Ao invés disso, e contrariando as instruções recebidas, Lotif virou à esquerda e desceu a rua Lauro Cavalcanti até a avenida Getúlio Vargas. Fazendo esse percurso, pouco maior em distância do que o outro, teria ele, no entanto, que dobrar mais duas vezes: a primeira à esquerda, para entrar nessa avenida; a segunda à direita, na esquina do Colégio Estadual do Amazonas, para só então tomar a Sete de Setembro. Nesta esquina, um grupo de motoristas assaltou a ambulância, que parara, e dela retirou o preso. Silvio Alves de Oliveira fechara a chave de ignição.

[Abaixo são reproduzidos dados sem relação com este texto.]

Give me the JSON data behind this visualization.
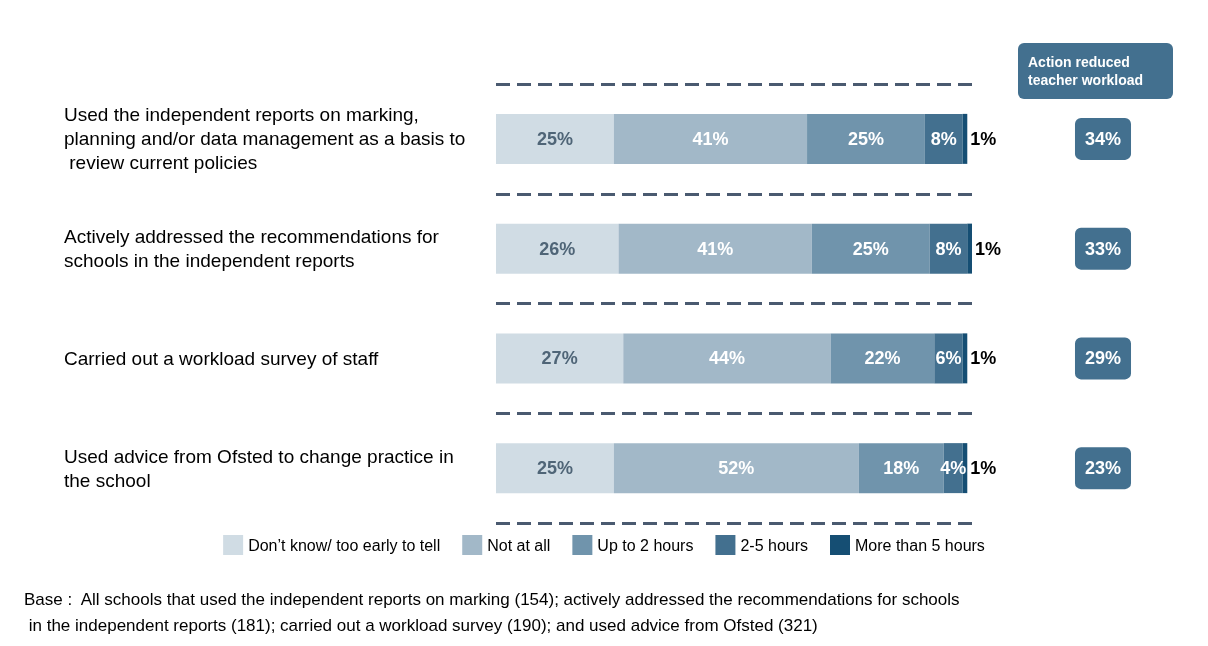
{
  "chart_data": {
    "type": "bar",
    "orientation": "horizontal",
    "stacked": true,
    "categories": [
      "Used the independent reports on marking, planning and/or data management as a basis to review current policies",
      "Actively addressed the recommendations for schools in the independent reports",
      "Carried out a workload survey of staff",
      "Used advice from Ofsted to change practice in the school"
    ],
    "series": [
      {
        "name": "Don’t know/ too early to tell",
        "color": "#d0dce4",
        "values": [
          25,
          26,
          27,
          25
        ],
        "value_labels": [
          "25%",
          "26%",
          "27%",
          "25%"
        ]
      },
      {
        "name": "Not at all",
        "color": "#a2b8c8",
        "values": [
          41,
          41,
          44,
          52
        ],
        "value_labels": [
          "41%",
          "41%",
          "44%",
          "52%"
        ]
      },
      {
        "name": "Up to 2 hours",
        "color": "#7094ac",
        "values": [
          25,
          25,
          22,
          18
        ],
        "value_labels": [
          "25%",
          "25%",
          "22%",
          "18%"
        ]
      },
      {
        "name": "2-5 hours",
        "color": "#43708f",
        "values": [
          8,
          8,
          6,
          4
        ],
        "value_labels": [
          "8%",
          "8%",
          "6%",
          "4%"
        ]
      },
      {
        "name": "More than 5 hours",
        "color": "#154e73",
        "values": [
          1,
          1,
          1,
          1
        ],
        "value_labels": [
          "1%",
          "1%",
          "1%",
          "1%"
        ]
      }
    ],
    "xlim": [
      0,
      101
    ],
    "tick_labels": "y",
    "grid": "y",
    "legend": "bottom",
    "annotations": [
      "Action reduced teacher workload",
      "34%",
      "33%",
      "29%",
      "23%",
      "Base :  All schools that used the independent reports on marking (154); actively addressed the recommendations for schools in the independent reports (181); carried out a workload survey (190); and used advice from Ofsted (321)"
    ]
  }
}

Se a população de Manaus, advertida pelo que vinha ocorrendo, pressentia que algo nesse gênero acabaria por suceder, para os que se achavam no percurso feito, tal pressentimento se converteu em certeza. Descendo a rua Lauro Cavalcanti em marcha lenta, a ambulância fazia funcionar a sirene e acendia e apagava os faróis, o que numa cidade às escuras assinalava a sua vinda. Ainda assim, tivesse seguido direto em frente, cruzando a avenida Sete de Setembro, teria havido a possibilidade de colocá-lo sob a proteção da Polícia Militar do Estado, cujo quartel forma, no alinhamento da avenida Getúlio Vargas, uma das faces da praça ali existente. Seria como atravessar da Biblioteca Nacional para o Conselho Municipal, no Rio. Tal não sucedeu, no entanto.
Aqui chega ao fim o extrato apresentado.